Philadelphia Inquirer | 08/10/2003 | :
“Evoking the Greek word psyche, which means ‘life, spirit, soul, self,’ he writes, ‘etymologically, culturally, and ethically, psychiatry means ‘healing the soul.’… That can never be answered simply by prescribing an alteration in brain chemistry.’
Frattaroli defines the soul not so much in Judeo-Christian terms but by combining Freud’s ideas with insights from Plato and Rene Descartes.
For him, the soul is ‘the experiencing self’ or the ‘seeing I’ – it’s the self-awareness always present in the background when we have specific thoughts and feelings. He describes it as a dynamic force that ‘integrates processes happening at four levels of experience: body, brain, mind, and spirit.'”
An interesting newspaper article – partly because Tirdad Derakhshani, the author refers to a book I am now interested in by Frattaroli.
Did some more surfing:
An interview with Elio Frattaroli Re-Introducing the Soul I like what he says here, it is a well put case, much in the way I think of the question of medication and psychotherapy, a quote follows:
The Psychotherapeutic Model is based on the idea that it is through inner conflict that we grow. Even though inner conflict leads to painful emotions and to disruptions in social functioning, which can look and feel like illnesses, it also offers an opportunity for growth. Of course the ideal is to have both models in mind. You cant have just a growth philosophy that ignores the need for stability but you can have a stability philosophy that ignores the need for growth; however it is very limited. As I understand and practice it, the Psychotherapeutic Model takes both models into account.
I am very much in favor of using medications in certain situations. Medication can be necessary and helpful as long as it is used within the larger context that respects not only the chemical and stability aspects of illness but also the emotional-existential aspects and the need for growth.

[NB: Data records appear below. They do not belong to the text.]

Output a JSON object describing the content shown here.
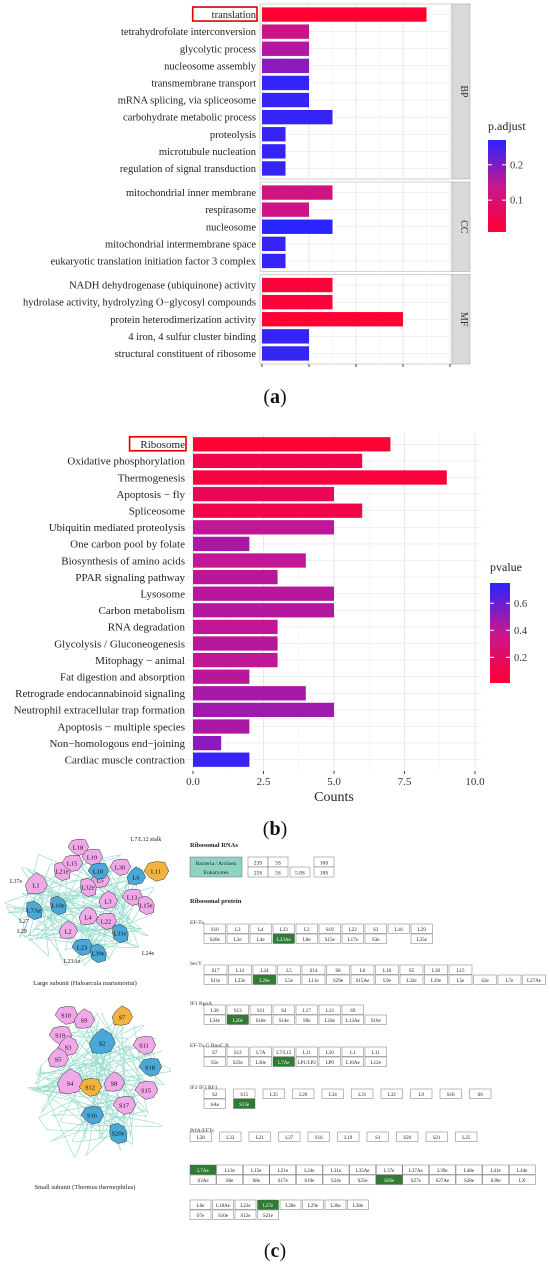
{
  "figure": {
    "panel_a_label_open": "(",
    "panel_a_letter": "a",
    "panel_a_label_close": ")",
    "panel_b_label_open": "(",
    "panel_b_letter": "b",
    "panel_b_label_close": ")",
    "panel_c_label_open": "(",
    "panel_c_letter": "c",
    "panel_c_label_close": ")"
  },
  "colors": {
    "high": "#ff0033",
    "mid": "#c8168f",
    "low": "#2a24ff",
    "grid": "#e6e6e6",
    "strip": "#d9d9d9",
    "green": "#2e7d32",
    "blue_protein": "#4aa8d8",
    "pink_protein": "#f0a8e8",
    "orange_protein": "#f2b23e"
  },
  "chart_data": [
    {
      "type": "bar",
      "orientation": "horizontal",
      "highlighted_category": "translation",
      "categories": [
        "translation",
        "tetrahydrofolate interconversion",
        "glycolytic process",
        "nucleosome assembly",
        "transmembrane transport",
        "mRNA splicing, via spliceosome",
        "carbohydrate metabolic process",
        "proteolysis",
        "microtubule nucleation",
        "regulation of signal transduction",
        "mitochondrial inner membrane",
        "respirasome",
        "nucleosome",
        "mitochondrial intermembrane space",
        "eukaryotic translation initiation factor 3 complex",
        "NADH dehydrogenase (ubiquinone) activity",
        "hydrolase activity, hydrolyzing O−glycosyl compounds",
        "protein heterodimerization activity",
        "4 iron, 4 sulfur cluster binding",
        "structural constituent of ribosome"
      ],
      "values": [
        7,
        2,
        2,
        2,
        2,
        2,
        3,
        1,
        1,
        1,
        3,
        2,
        3,
        1,
        1,
        3,
        3,
        6,
        2,
        2
      ],
      "p_adjust": [
        0.01,
        0.13,
        0.16,
        0.19,
        0.26,
        0.26,
        0.26,
        0.26,
        0.26,
        0.26,
        0.12,
        0.13,
        0.27,
        0.26,
        0.26,
        0.02,
        0.02,
        0.01,
        0.26,
        0.26
      ],
      "facets": [
        {
          "name": "BP",
          "rows": 10
        },
        {
          "name": "CC",
          "rows": 5
        },
        {
          "name": "MF",
          "rows": 5
        }
      ],
      "xlim": [
        0,
        8
      ],
      "xticks": [
        "0",
        "2",
        "4",
        "6",
        "8"
      ],
      "legend": {
        "title": "p.adjust",
        "ticks": [
          0.2,
          0.1
        ],
        "tick_labels": [
          "0.2",
          "0.1"
        ],
        "range": [
          0.01,
          0.27
        ],
        "placement": "right"
      },
      "grid": true
    },
    {
      "type": "bar",
      "orientation": "horizontal",
      "highlighted_category": "Ribosome",
      "categories": [
        "Ribosome",
        "Oxidative phosphorylation",
        "Thermogenesis",
        "Apoptosis − fly",
        "Spliceosome",
        "Ubiquitin mediated proteolysis",
        "One carbon pool by folate",
        "Biosynthesis of amino acids",
        "PPAR signaling pathway",
        "Lysosome",
        "Carbon metabolism",
        "RNA degradation",
        "Glycolysis / Gluconeogenesis",
        "Mitophagy − animal",
        "Fat digestion and absorption",
        "Retrograde endocannabinoid signaling",
        "Neutrophil extracellular trap formation",
        "Apoptosis − multiple species",
        "Non−homologous end−joining",
        "Cardiac muscle contraction"
      ],
      "values": [
        7,
        6,
        9,
        5,
        6,
        5,
        2,
        4,
        3,
        5,
        5,
        3,
        3,
        3,
        2,
        4,
        5,
        2,
        1,
        2
      ],
      "pvalue": [
        0.02,
        0.1,
        0.05,
        0.15,
        0.1,
        0.4,
        0.45,
        0.4,
        0.42,
        0.42,
        0.43,
        0.4,
        0.42,
        0.4,
        0.42,
        0.46,
        0.48,
        0.45,
        0.52,
        0.72
      ],
      "xlim": [
        0,
        10
      ],
      "xticks": [
        "0.0",
        "2.5",
        "5.0",
        "7.5",
        "10.0"
      ],
      "xlabel": "Counts",
      "legend": {
        "title": "pvalue",
        "ticks": [
          0.6,
          0.4,
          0.2
        ],
        "tick_labels": [
          "0.6",
          "0.4",
          "0.2"
        ],
        "range": [
          0.01,
          0.75
        ],
        "placement": "right"
      },
      "grid": true
    }
  ],
  "panel_c": {
    "large_subunit_caption": "Large subunit (Haloarcula marismortui)",
    "small_subunit_caption": "Small subunit (Thermus thermophilus)",
    "large_subunit_labels": [
      "L18",
      "L7/L12 stalk",
      "L1",
      "L5",
      "L21e",
      "L15",
      "L30",
      "L19",
      "L11",
      "L10",
      "L6",
      "L13",
      "L32e",
      "L3",
      "L15e",
      "L37e",
      "L7Ae",
      "L10e",
      "L27",
      "L2",
      "L29",
      "L22",
      "L31e",
      "L4",
      "L23",
      "L39e",
      "L23Ae",
      "L24e"
    ],
    "small_subunit_labels": [
      "S10",
      "S9",
      "S19",
      "S3",
      "S5",
      "S2",
      "S7",
      "S11",
      "S4",
      "S12",
      "S8",
      "S18",
      "S15",
      "S17",
      "S16",
      "S20e"
    ],
    "ribosomal_rnas_title": "Ribosomal RNAs",
    "rna_legend": [
      "Bacteria / Archaea",
      "Eukaryotes"
    ],
    "rna_rows": [
      [
        "23S",
        "5S",
        "16S"
      ],
      [
        "25S",
        "5S",
        "5.8S",
        "18S"
      ]
    ],
    "ribosomal_protein_title": "Ribosomal protein",
    "protein_rows": [
      {
        "label": "EF-Tu",
        "top": [
          "S10",
          "L3",
          "L4",
          "L23",
          "L2",
          "S19",
          "L22",
          "S3",
          "L16",
          "L29"
        ],
        "bottom": [
          "S20e",
          "L3e",
          "L4e",
          "L23Ae",
          "L8e",
          "S15e",
          "L17e",
          "S3e",
          "",
          "L35e"
        ]
      },
      {
        "label": "SecY",
        "top": [
          "S17",
          "L14",
          "L24",
          "L5",
          "S14",
          "S8",
          "L6",
          "L18",
          "S5",
          "L30",
          "L15"
        ],
        "bottom": [
          "S11e",
          "L23e",
          "L26e",
          "L5e",
          "L11e",
          "S29e",
          "S15Ae",
          "L9e",
          "L32e",
          "L19e",
          "L5e",
          "S2e",
          "L7e",
          "L27Ae"
        ]
      },
      {
        "label": "IF1 RpoA",
        "top": [
          "L36",
          "S13",
          "S11",
          "S4",
          "L17",
          "L13",
          "S9"
        ],
        "bottom": [
          "L34e",
          "L20e",
          "S18e",
          "S14e",
          "S9e",
          "L18e",
          "L13Ae",
          "S16e"
        ]
      },
      {
        "label": "EF-Tu,G RpoC,B",
        "top": [
          "S7",
          "S12",
          "L7A",
          "L7/L12",
          "L11",
          "L10",
          "L1",
          "L11"
        ],
        "bottom": [
          "S5e",
          "S23e",
          "L30e",
          "L7Ae",
          "LP1/LP2",
          "LP0",
          "L10Ae",
          "L12e"
        ]
      },
      {
        "label": "IF2 IF3 RF1",
        "top": [
          "S2",
          "S15",
          "L35",
          "L20",
          "L34",
          "L31",
          "L32",
          "L9",
          "S18",
          "S6"
        ],
        "bottom": [
          "SAe",
          "S13e"
        ]
      },
      {
        "label": "PrfA/EFTs",
        "top": [
          "L28",
          "L33",
          "L21",
          "L27",
          "S16",
          "L19",
          "S1",
          "S20",
          "S21",
          "L25"
        ],
        "bottom": []
      },
      {
        "label": "",
        "top": [
          "L7Ae",
          "L13e",
          "L15e",
          "L21e",
          "L24e",
          "L31e",
          "L35Ae",
          "L37e",
          "L37Ae",
          "L39e",
          "L40e",
          "L41e",
          "L44e"
        ],
        "bottom": [
          "S3Ae",
          "S6e",
          "S8e",
          "S17e",
          "S19e",
          "S24e",
          "S25e",
          "S26e",
          "S27e",
          "S27Ae",
          "S28e",
          "S30e",
          "LX"
        ]
      },
      {
        "label": "",
        "top": [
          "L6e",
          "L18Ae",
          "L22e",
          "L27e",
          "L28e",
          "L29e",
          "L36e",
          "L38e"
        ],
        "bottom": [
          "S7e",
          "S10e",
          "S12e",
          "S21e"
        ]
      }
    ]
  }
}
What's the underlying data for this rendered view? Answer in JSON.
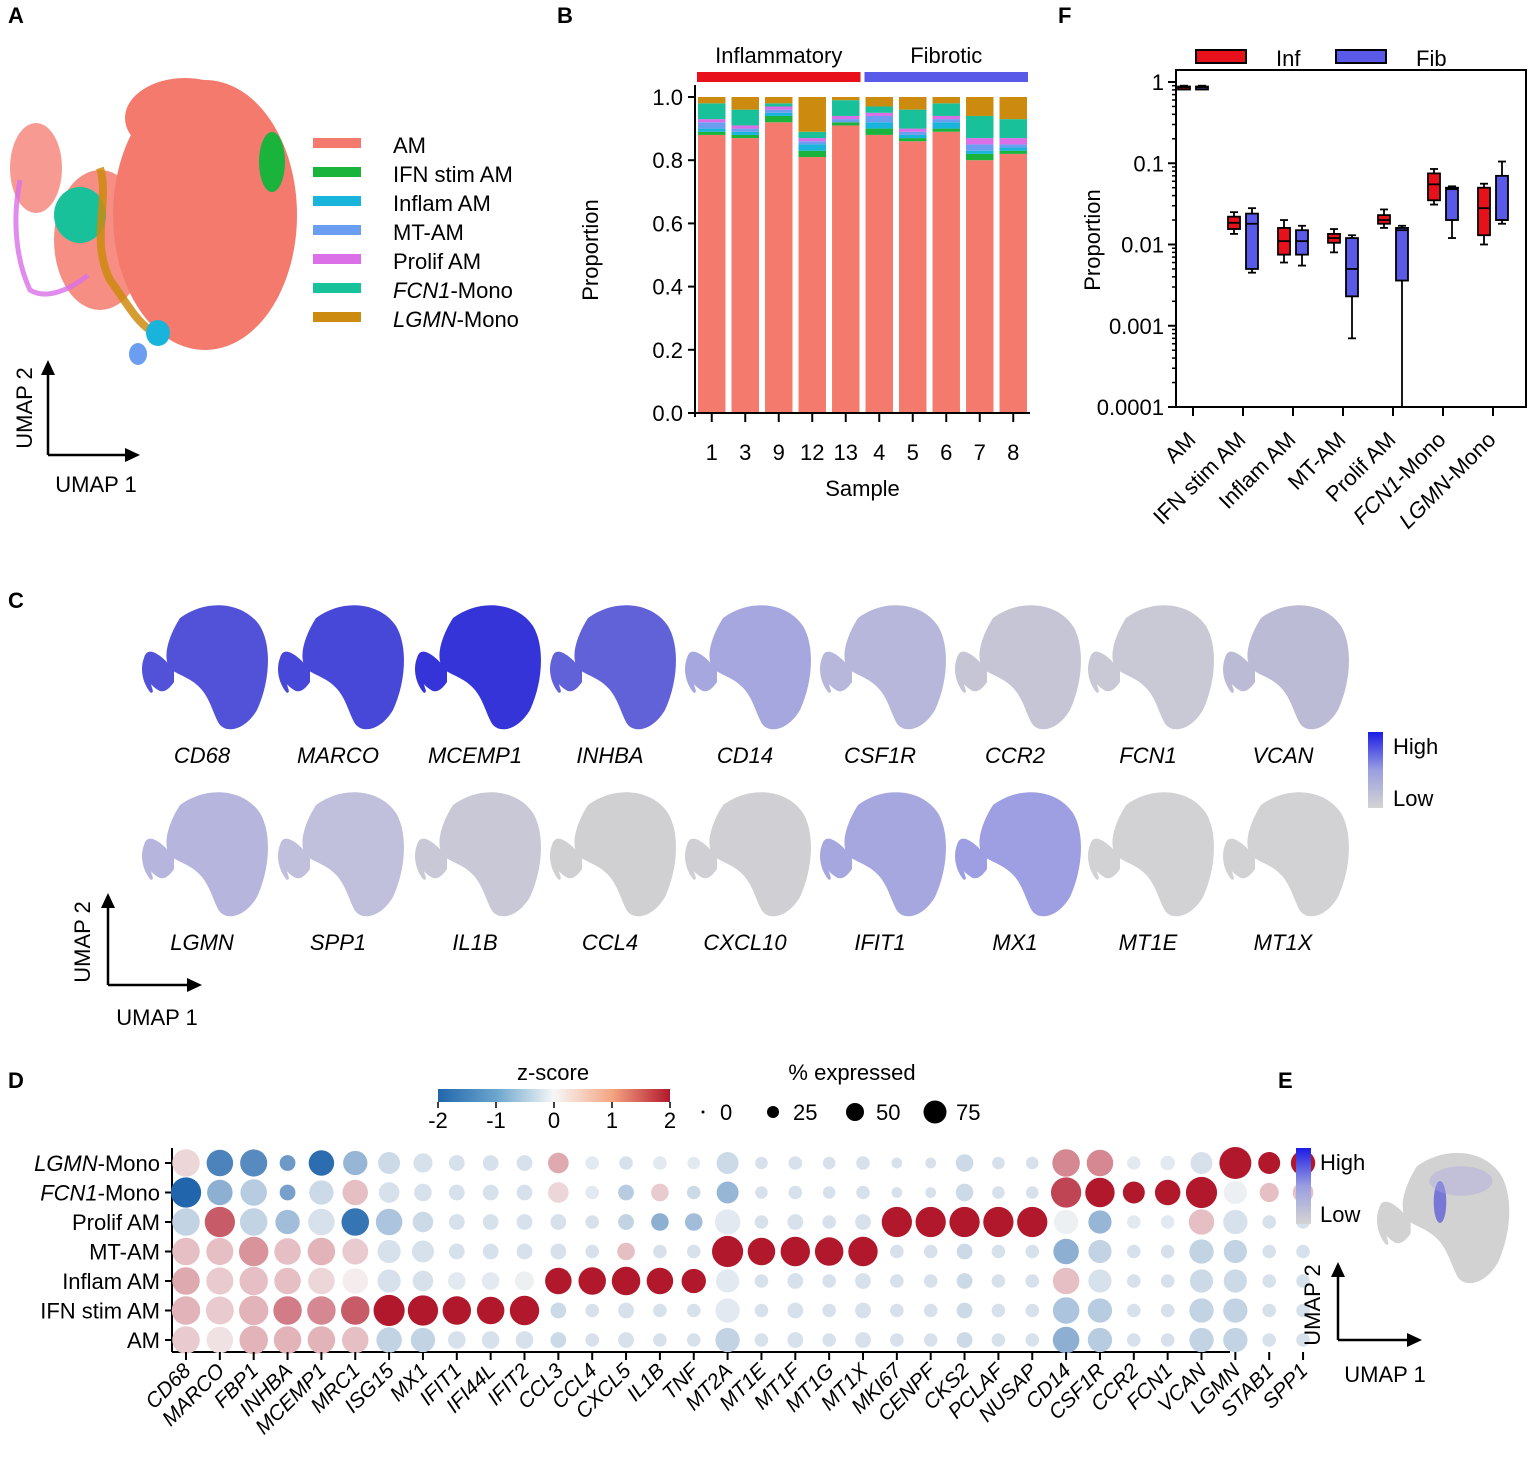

He has a book on the subject:
Here is what one reviewer says of it:
A Wonderful Companion to the Psychoanalytic Process, May 27, 2003
**** Reviewer: John from Miami , FL United States
I had been immersed in the psychoanalytic process for over three years when I came across this book. Having experienced, first hand, the soulful aspects of analysis, both pleasant and painful, I connected instantly to Dr. Frattaroli’s accounts of his work with patients. I am convinced that the only sane and solid path to emotional well being is the long, introspective one described so eloquently in this book. If you have ever considered beginning psychoanalysis (or you are simply interested in learning more about what it means to be fully human) then I strongly recommend that you read this book.